The trial will utilize a 3+3 dose-escalation design followed by disease- and regimen-specific expansion cohorts. Those who receive regimen A will receive FT596 as a monotherapy, while those given regimen B1 will receive FT596 plus rituximab, and those who receive regimen B2 will be given FT596 in combination with obinutuzumab (Gazyva).
The primary goal of the trial is to determine the recommended phase 2 dose of the product, while secondary objectives include gaining a better understanding on the safety, tolerability, preliminary activity, and pharmacokinetics of the agent.
“Patients are given low-dose chemotherapy followed by the FT596 infusion. Patients who experience a clinical benefit can receive a second infusion,” noted Bachanova. “The first patient who had received monotherapy experienced a partial response [PR] and was able to get a second infusion with another PR and a 67% reduction in tumor size” Notably, no dose-limiting toxicities, CRS, neurotoxicity, or GVHD of any grade were reported.7
Ongoing Efforts Gain Ground
In the phase 1 CAR2BRAIN trial (EudraCT 2016-00025-39), investigators are evaluating the use of the ErbB2-specific cell clone NK-92/5.28z as a potential treatment for patients with recurrent HER2-positive glioblastoma.8 The product carries a codon-optimized CAR based on ErbB2-specific antibody FRP5 and CD28 and CD33-zeta signaling domains.

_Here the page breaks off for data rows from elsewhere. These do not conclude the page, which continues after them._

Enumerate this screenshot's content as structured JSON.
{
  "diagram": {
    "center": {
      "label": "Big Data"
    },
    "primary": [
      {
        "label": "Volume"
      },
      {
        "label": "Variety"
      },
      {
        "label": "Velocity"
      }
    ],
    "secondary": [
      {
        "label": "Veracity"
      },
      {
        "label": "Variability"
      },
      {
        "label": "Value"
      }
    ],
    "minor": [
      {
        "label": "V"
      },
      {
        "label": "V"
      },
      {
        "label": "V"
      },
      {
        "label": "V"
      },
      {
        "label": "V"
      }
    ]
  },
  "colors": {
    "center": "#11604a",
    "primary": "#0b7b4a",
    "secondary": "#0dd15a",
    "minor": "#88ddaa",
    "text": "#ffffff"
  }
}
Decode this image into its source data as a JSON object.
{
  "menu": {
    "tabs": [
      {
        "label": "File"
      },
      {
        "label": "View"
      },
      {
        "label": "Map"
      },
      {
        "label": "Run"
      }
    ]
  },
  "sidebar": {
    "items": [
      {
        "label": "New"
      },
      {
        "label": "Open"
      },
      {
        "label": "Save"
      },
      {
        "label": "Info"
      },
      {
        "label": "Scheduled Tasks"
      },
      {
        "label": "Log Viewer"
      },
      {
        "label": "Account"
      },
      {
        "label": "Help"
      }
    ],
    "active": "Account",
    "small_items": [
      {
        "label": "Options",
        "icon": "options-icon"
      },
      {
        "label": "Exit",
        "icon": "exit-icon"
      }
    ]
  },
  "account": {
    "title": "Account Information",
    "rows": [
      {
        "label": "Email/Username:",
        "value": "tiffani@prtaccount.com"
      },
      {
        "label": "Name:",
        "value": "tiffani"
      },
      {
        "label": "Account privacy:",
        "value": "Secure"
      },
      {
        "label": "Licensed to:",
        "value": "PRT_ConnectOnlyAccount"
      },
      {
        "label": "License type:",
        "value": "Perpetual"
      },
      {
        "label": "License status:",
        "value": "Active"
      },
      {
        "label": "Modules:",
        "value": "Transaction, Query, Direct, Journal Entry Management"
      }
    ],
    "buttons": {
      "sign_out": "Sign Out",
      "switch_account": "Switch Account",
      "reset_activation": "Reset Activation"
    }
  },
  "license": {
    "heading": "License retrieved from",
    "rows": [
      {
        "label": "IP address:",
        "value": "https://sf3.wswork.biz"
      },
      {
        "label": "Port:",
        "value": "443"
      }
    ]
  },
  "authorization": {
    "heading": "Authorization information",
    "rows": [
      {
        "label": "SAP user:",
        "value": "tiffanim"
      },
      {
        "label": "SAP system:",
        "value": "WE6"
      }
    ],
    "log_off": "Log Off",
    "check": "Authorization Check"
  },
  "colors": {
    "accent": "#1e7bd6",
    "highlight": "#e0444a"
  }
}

In the trial, patients are injected with NK-92/5.28z cells. For the dose-escalation portion of the trial, the maximum-tolerated (MTD) dose of the product will be established, with a maximum dose of up to 1 x 108 cells planned. After the MTD is identified, investigators seek to understand safety of prolonged treatment with the product in an expansion cohort.
Investigators will also examine the pharmacokinetics and pharmacodynamics of the product, immune responses to NK-92 and/or CAR, as well as signs of efficacy in the form of objective response rate, progression-free survival, and overall survival.
“Also, CRISPR technology opens up a number of new avenues for the NK CAR field [in that it] can [help to] further genetically manipulate these cells by either adding the genes for the checkpoint inhibition or by allowing the cell destruction, if needed,” said Bachanova.
Remaining Challenges to Address
The optimal CAR design for optimal NK cell activation and cytotoxicity remains unknown, according to Bachanova. Efforts will need to be focused on identifying what the best costimulatory molecule will be.
“The main issue with NK CAR therapy is the persistence. How do we improve the expansion and how do we overcome the tumor suppression and escape?” questioned Bachanova. “Another very interesting and important question has to do with NK CAR combinatory approaches. Which strategies can improve the clinical impact of these efforts?”
Another challenge is to improve the efficiency of cryopreservation of these approaches and the recovery of off-the-shelf NK CAR T-cell products. “This is a work in progress,” concluded Bachanova.